Understanding Basic IT Evolution Part 1

Recommended Audience: Anybody with an Infrastructure background
What to expect from this post: This will quickly prep for the discussion on DevOps and CI/CD Pipeline

Most of us understand infrastructure pretty well and when it comes to development, testing, or even DevOps for that matter, its quite challenging to understand what happens during the SDLC and CI/CD process.

Let’s dive right in to understand how servers, applications, environments, and IT roles have evolved over the years:

Server Evolution:

So, if you look at the server technologies, we’ve seen how it all started with physical servers, then evolved into virtual servers, then self-service, on-demand based cloud resources (which is obviously virtualization behind the scenes) and then eventually led to the containers.
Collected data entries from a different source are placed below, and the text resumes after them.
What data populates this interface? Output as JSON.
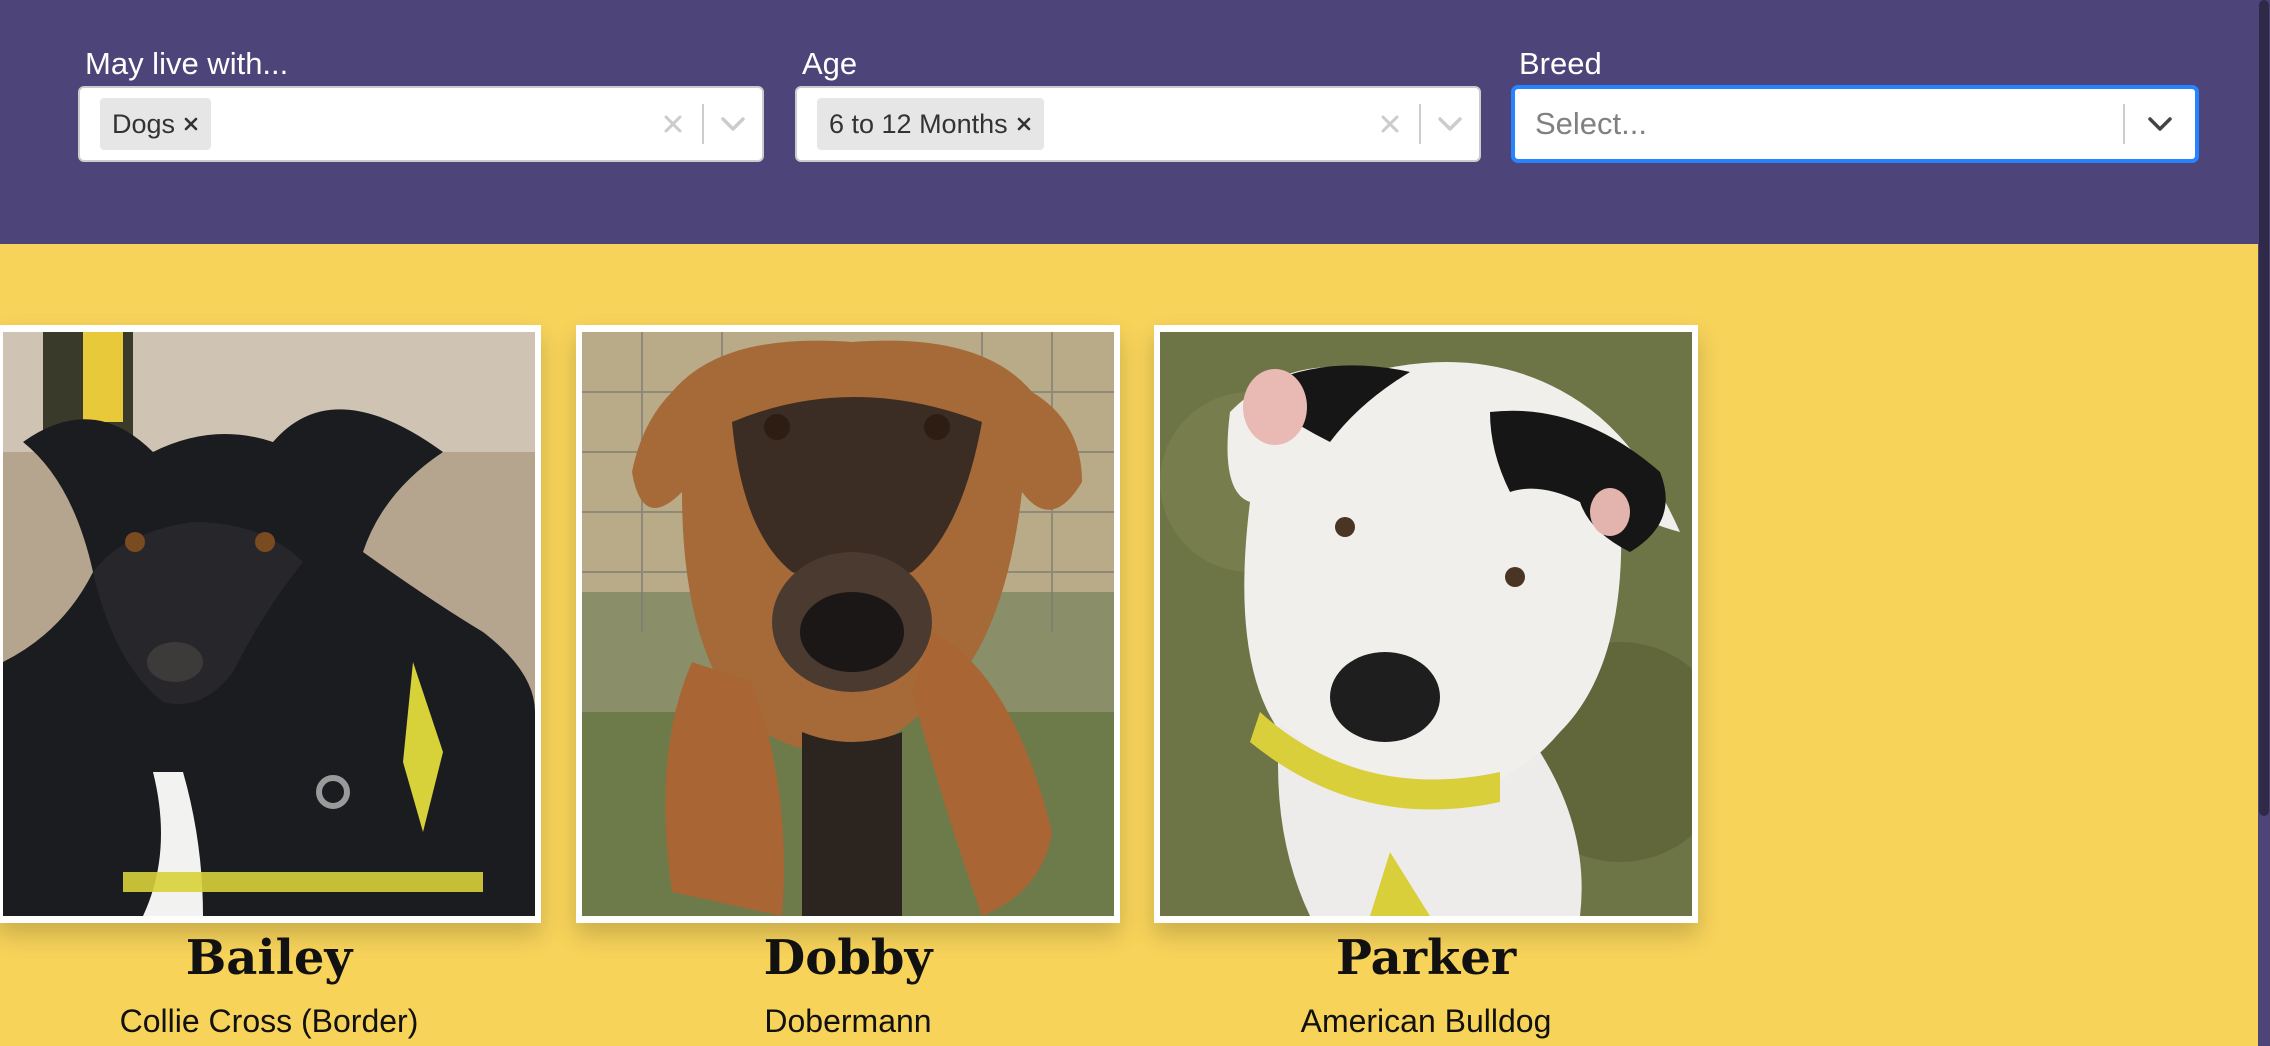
{
  "filters": {
    "live_with": {
      "label": "May live with...",
      "selected": [
        "Dogs"
      ]
    },
    "age": {
      "label": "Age",
      "selected": [
        "6 to 12 Months"
      ]
    },
    "breed": {
      "label": "Breed",
      "placeholder": "Select..."
    }
  },
  "dogs": [
    {
      "name": "Bailey",
      "breed": "Collie Cross (Border)"
    },
    {
      "name": "Dobby",
      "breed": "Dobermann"
    },
    {
      "name": "Parker",
      "breed": "American Bulldog"
    }
  ],
  "colors": {
    "header_bg": "#4d4579",
    "page_bg": "#f7d35a",
    "focus_border": "#2684ff"
  },
  "icons": {
    "chip_remove": "close-icon",
    "clear": "clear-icon",
    "dropdown": "chevron-down-icon"
  }
}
We will discuss the evolution of physical to virtual to the container in the next part when we talk about Docker/K8S.

Application Evolution:
If you look at the Application types, we can divide them into three types:

STANDALONE APPS: Firstly, they all started as standalone applications also called desktop/client applications, installed directly on the desktops. (Ex: Office, VLC Player, Adobe, etc.)

WEB-BASED APPS: To overcome the problems of single-user access, came the hosted/online applications, so the ‘n’ number of people can access this app at a time. And where do we host these web applications? – Web Servers (Ex: Tomcat, Apache, NGINX, HTTPD (apache), IIS, IBM’s IHS etc.) – usually it is all the static content.
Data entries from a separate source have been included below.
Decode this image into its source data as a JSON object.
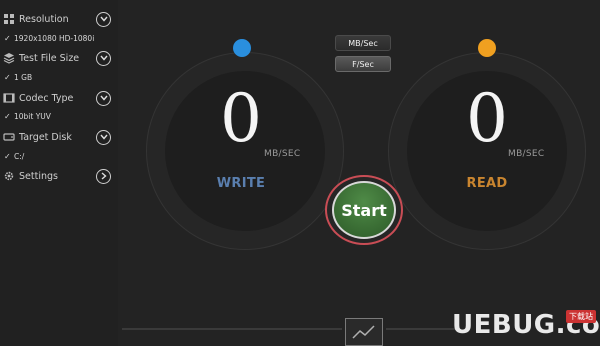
{
  "sidebar": {
    "items": [
      {
        "label": "Resolution",
        "icon": "resolution-icon",
        "value": "1920x1080 HD-1080i"
      },
      {
        "label": "Test File Size",
        "icon": "layers-icon",
        "value": "1 GB"
      },
      {
        "label": "Codec Type",
        "icon": "film-icon",
        "value": "10bit YUV"
      },
      {
        "label": "Target Disk",
        "icon": "disk-icon",
        "value": "C:/"
      },
      {
        "label": "Settings",
        "icon": "gear-icon"
      }
    ]
  },
  "units": {
    "mbsec": "MB/Sec",
    "fsec": "F/Sec",
    "selected": "F/Sec"
  },
  "write_gauge": {
    "value": "0",
    "unit": "MB/SEC",
    "title": "WRITE",
    "color": "#5a7faf",
    "dot_color": "#2a8fde"
  },
  "read_gauge": {
    "value": "0",
    "unit": "MB/SEC",
    "title": "READ",
    "color": "#c9852f",
    "dot_color": "#f0a020"
  },
  "start": {
    "label": "Start"
  },
  "watermark": {
    "brand": "UEBUG.com",
    "badge": "下载站"
  }
}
ENTERPRISE APPS: Then eventually it all led to the enterprise applications, once they identified that IT can help enterprise business, they realized that they need to have business logic included in their apps. That created the need for application/middle-tier server technologies which can provide all the facilities/features/functions that are required by your enterprise application. This could be a hosted online solution, however dynamic (content) in nature. Various services such as access, messaging, email, transactional management, high availability was included in this middle-tier layer (Ex: WebSphere, WebLogic, JBoss, .Net Server, etc.)

Application Architecture:
The application evolution can again be divided into three categories as outlined below:

MONOLITHIC: Applications used to be monolithic earlier – everything on the same machine – all the applications are bound together or tightly coupled – probably accessed via a browser. MONOLITHIC APPS ARE TIGHTLY COUPLED.

N-TIER: To serve the enterprise requirements, they started splitting application components onto multiple servers – which came to the client-tier or front-tier, middle-tier and backend-tier architecture. In other words, in the front there are web-based access layer applications, in the middle are your business layer applications and supported by the backend/database layer applications. N-TIER APPS ARE DE-COUPLED.
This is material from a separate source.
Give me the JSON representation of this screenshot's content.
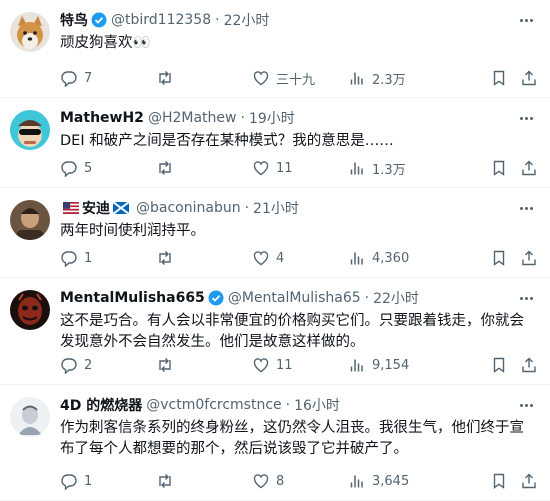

MICROSERVICES: Now with a microservices architecture, we started segregating the things furthermore – each of the middle-tier might further be divided into multiple small services and hosted on individual workloads called containers. MICROSERVICES ARE LOOSELY COUPLED.

The main reason being, we now allow any device including mobile devices that can access these apps + additionally there might be messaging services can also access the applications (example: send a text msg from your mobile phone to get your account balance) – they need to be quick and scalable and environment specific to be able to serve these requests. And also, by breaking down the functions into smaller pieces those single pieces can be updated or if a single piece of function breaks, that doesn’t take down the entire application. For instance, if the credit section of a banking application is affected with a bug in the new update, then the entire application need not be down, all the other functions such as debit, loan, mutual funds, etc. can still be functioning without being interrupted.

Environments:

You’ve various environments based on your organization’s needs. Usually, used in the order of Development, QA (functional, E2E, Regression, UAT tests), IAT (pre-pod – integrated acceptance test – check all the integrations of the application), Performance, Pre-staging and Prod (also called as Live Environment) – always end-user requests come to the Prod environment.

Roles:
You just can’t generalize the entire infrastructure team as developers and operators, but for the sake of getting into the DevOps discussion:

  • When I say developers, we’re assuming Business Owners, Business Analysts, Developers/Coders, Testers, Software Architects, Project Managers, etc.
  • And when I say Operators, I’m referring to Systems, Networks, Storage, Security, Database Architects, Engineers, Admins, etc.